Question:

A man stands at a point A on the bank of a straight river 1km wide which is flowing at speed of 12km/h. To reach point B, 10km down the river on the other side, he first rows the boat to a point P on the opposite side and then walks the remaining distance to B. He can row at a speed of 3 km/h (in still water) and he walks 6km/h. The river flows at 12 km/h.

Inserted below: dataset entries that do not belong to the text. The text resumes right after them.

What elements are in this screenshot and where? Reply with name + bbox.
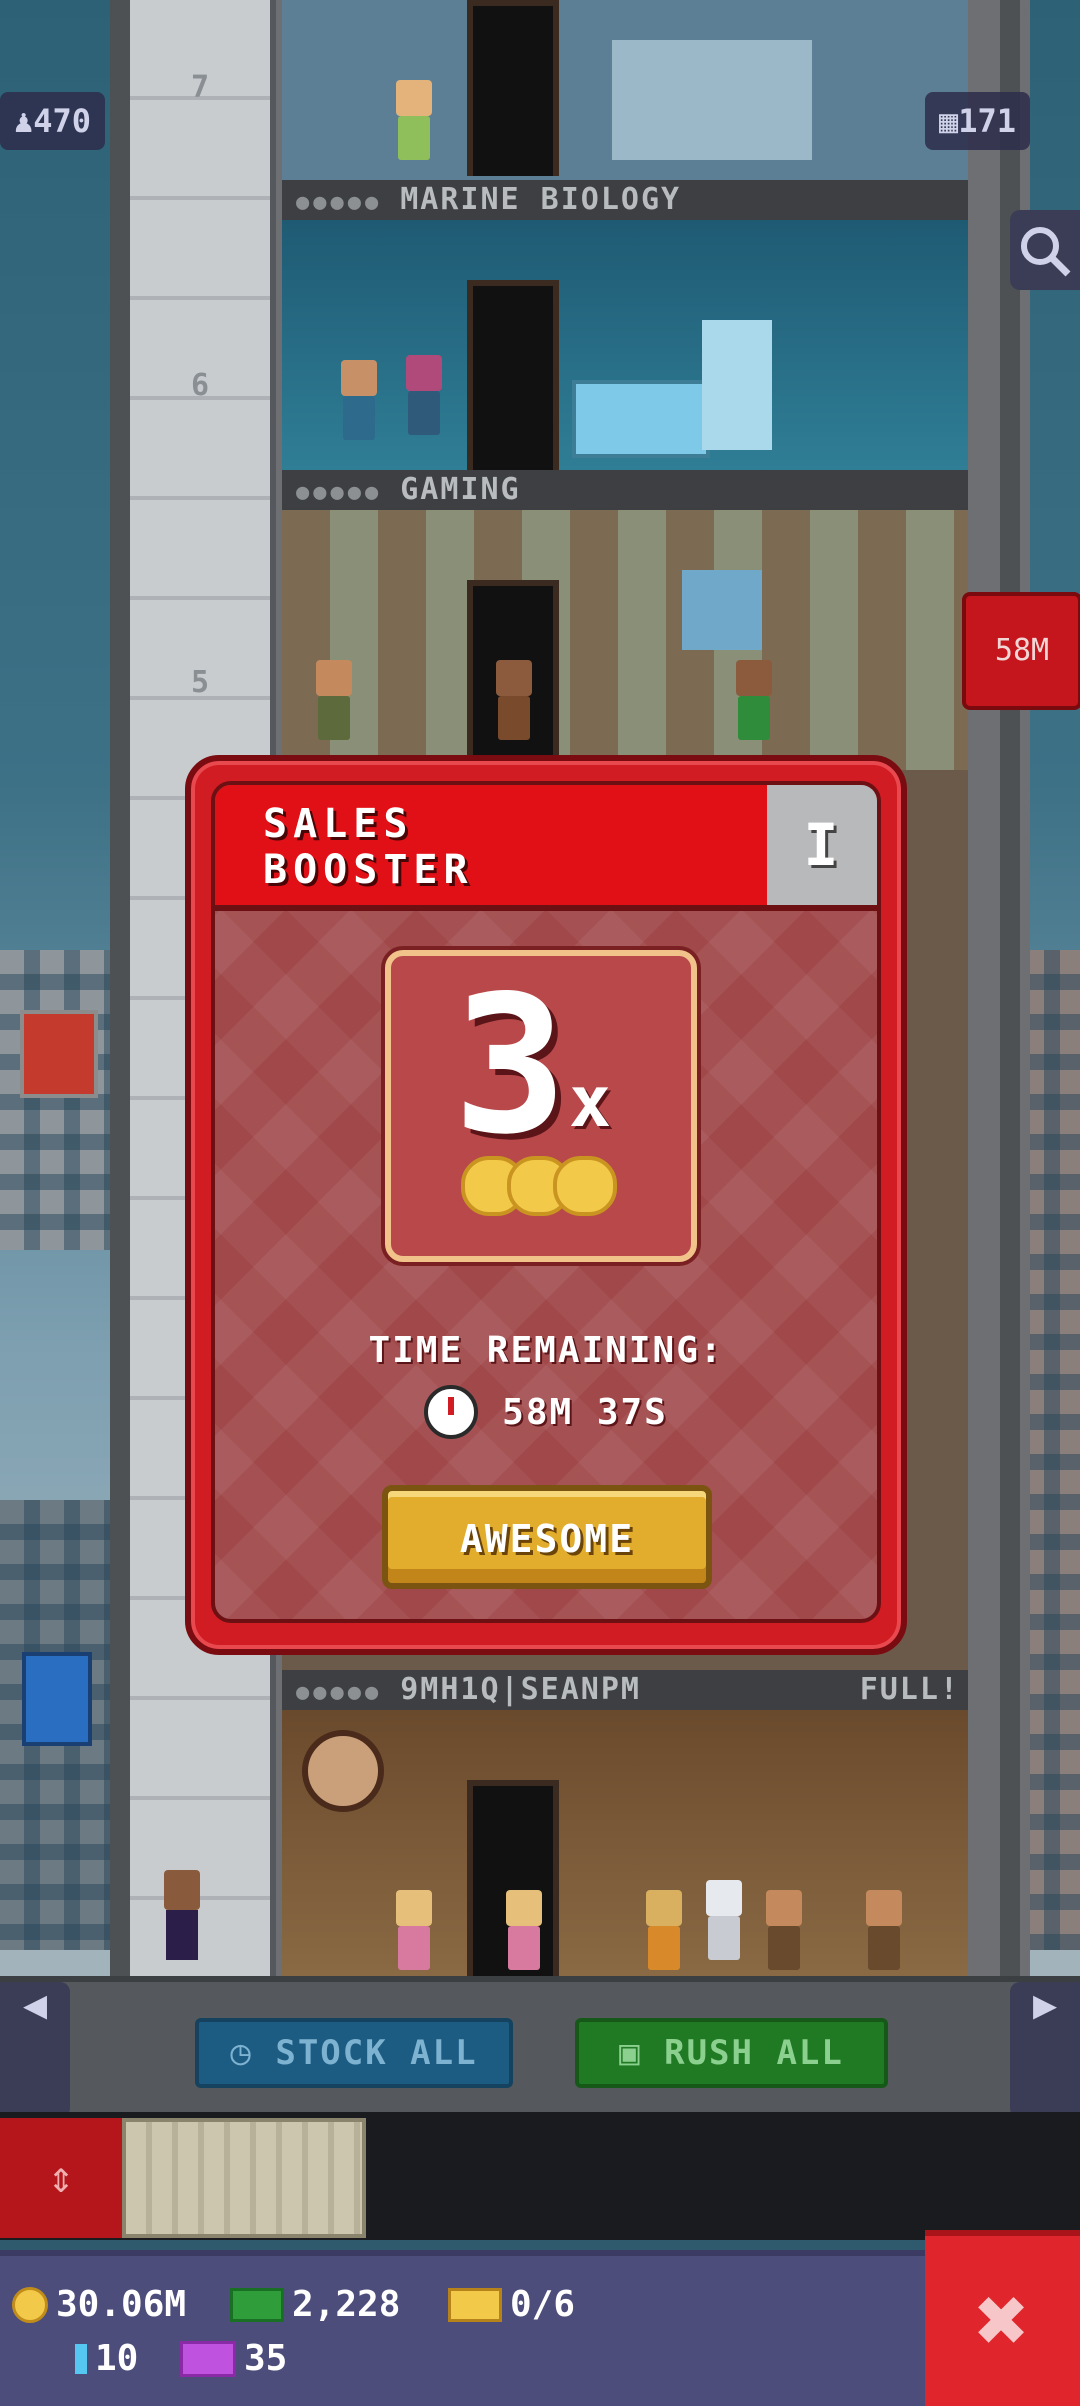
prev-floor-button[interactable]: ◀: [0, 1982, 70, 2118]
close-icon: ✖: [975, 2268, 1030, 2373]
resident: [392, 80, 436, 160]
event-timer-badge[interactable]: 58M: [962, 592, 1080, 710]
resident: [492, 660, 536, 740]
floors-badge[interactable]: ▦171: [925, 92, 1031, 150]
resident: [732, 660, 776, 740]
clock-icon: ◷: [230, 2033, 253, 2073]
sales-booster-dialog: SALES BOOSTER i 3 x TIME REMAINING: 58M …: [185, 755, 907, 1655]
bux-icon: [230, 2287, 284, 2322]
population-badge[interactable]: ♟470: [0, 92, 106, 150]
coins-stat: 30.06M: [12, 2284, 186, 2325]
gems-stat: 10: [75, 2338, 138, 2379]
room-gaming: [282, 510, 968, 770]
up-down-arrows-icon: ⇕: [47, 2152, 75, 2203]
floor-label: ●●●●● 9MH1Q|SEANPM FULL!: [282, 1670, 968, 1710]
resident: [502, 1890, 546, 1970]
wall-clock: [302, 1730, 384, 1812]
floor-gaming[interactable]: ●●●●● GAMING: [282, 470, 968, 770]
bux-stat: 2,228: [230, 2284, 400, 2325]
bitizen-robot: [702, 1880, 746, 1960]
awesome-button[interactable]: AWESOME: [382, 1485, 712, 1589]
tickets-stat: 0/6: [448, 2284, 575, 2325]
building-icon: ▦: [939, 102, 959, 140]
info-button[interactable]: i: [767, 785, 877, 905]
tower-rail: [1000, 0, 1020, 1990]
search-icon: [1021, 227, 1071, 277]
floor-door: [467, 0, 559, 176]
lab-bench: [572, 380, 710, 458]
floor-full-label: FULL!: [859, 1672, 960, 1707]
resident: [862, 1890, 906, 1970]
dialog-header: SALES BOOSTER i: [215, 785, 877, 911]
elevator-toggle-button[interactable]: ⇕: [0, 2118, 122, 2238]
elevator-floor-number: 6: [190, 368, 210, 403]
window: [682, 570, 762, 650]
rush-all-button[interactable]: ▣ RUSH ALL: [575, 2018, 888, 2088]
multiplier-value: 3: [453, 955, 568, 1176]
bux-icon: ▣: [619, 2033, 642, 2073]
fridge: [702, 320, 772, 450]
chevron-right-icon: ▶: [1032, 1982, 1058, 2028]
resident: [337, 360, 381, 440]
time-remaining-label: TIME REMAINING:: [368, 1330, 724, 1371]
floor-marine-biology[interactable]: ●●●●● MARINE BIOLOGY: [282, 180, 968, 470]
floor-residential[interactable]: ●●●●● 9MH1Q|SEANPM FULL!: [282, 1670, 968, 1976]
vip-icon: [180, 2340, 236, 2377]
room-residential: [282, 1710, 968, 1976]
room-aquarium: [282, 220, 968, 470]
lobby-crate: [122, 2118, 366, 2238]
info-icon: i: [803, 811, 841, 879]
floor-label: ●●●●● GAMING: [282, 470, 968, 510]
tower-rail: [110, 0, 130, 1990]
elevator-floor-number: 5: [190, 665, 210, 700]
chevron-left-icon: ◀: [22, 1982, 48, 2028]
people-icon: ♟: [14, 102, 34, 140]
floor-top[interactable]: [282, 0, 968, 180]
billboard-icon: [20, 1010, 98, 1098]
room-decor: [612, 40, 812, 160]
resident: [312, 660, 356, 740]
search-button[interactable]: [1010, 210, 1080, 290]
coin-icon: [12, 2286, 48, 2323]
resident: [642, 1890, 686, 1970]
stock-all-button[interactable]: ◷ STOCK ALL: [195, 2018, 513, 2088]
close-button[interactable]: ✖: [925, 2230, 1080, 2406]
resident: [392, 1890, 436, 1970]
ticket-icon: [448, 2287, 502, 2322]
currency-bar[interactable]: 30.06M 2,228 0/6 10 35: [0, 2250, 925, 2406]
coins-icon: [461, 1156, 621, 1216]
clock-icon: [424, 1385, 479, 1439]
dialog-body: SALES BOOSTER i 3 x TIME REMAINING: 58M …: [211, 781, 881, 1623]
resident: [402, 355, 446, 435]
next-floor-button[interactable]: ▶: [1010, 1982, 1080, 2118]
bottom-toolbar: ◀ ◷ STOCK ALL ▣ RUSH ALL ▶: [0, 1976, 1080, 2118]
boost-multiplier-card: 3 x: [385, 950, 697, 1262]
resident: [762, 1890, 806, 1970]
time-remaining-value: 58M 37S: [502, 1391, 668, 1433]
floor-door: [467, 280, 559, 470]
billboard-icon: [22, 1652, 92, 1746]
elevator-rider: [160, 1870, 204, 1960]
time-remaining-row: 58M 37S: [215, 1385, 877, 1439]
floor-label: ●●●●● MARINE BIOLOGY: [282, 180, 968, 220]
dialog-title: SALES BOOSTER: [263, 801, 474, 893]
gem-icon: [75, 2343, 87, 2374]
elevator-floor-number: 7: [190, 70, 210, 105]
vip-stat: 35: [180, 2338, 287, 2379]
multiplier-suffix: x: [569, 1061, 612, 1143]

Determine the angle θ that would get the man to point B the fastest.Work:

Let O be the place where the boat starts. Consider point P as if it were moving towards O at 12km/h. This makes the water stationary.

equations:

$\displaystyle total time = time to cross river+time to cross land$

$\displaystyle time on river = \frac{1}{3}\cos{\theta} = \frac{1}{3}\sec{\theta}$

$\displaystyle OP=(12+3\sin{\theta}))\frac{1}{3}\sec{\theta} = \frac{\sin{\theta}+4}{\cos{\theta}}$

$\displaystyle PB=10-OP=\frac{5}{3}-\frac{\frac{\sin{\theta}}{6}+\frac{2}{3}}{\cos{\th eta}}$

total time = $\displaystyle \frac{1}{3}\sec{\theta}+\frac{5}{3}-\frac{\frac{\sin{\theta}{6}}+\frac{2}{3}}{\cos{\th eta}}$

I then take the derivative of this which is $\displaystyle -\frac{\frac{\sin{\theta}}{3}+\frac{1}{6}}{\cos{\th eta}^2}$ and set this equal to 0. Then solving for θ I get $\displaystyle \frac{7\pi}{6},-\frac{5\pi}{6},-\frac{\pi}{6}$

problem: none of these angles make sense becaue they need to be between $\displaystyle \frac{\pi}{2}$ and 0.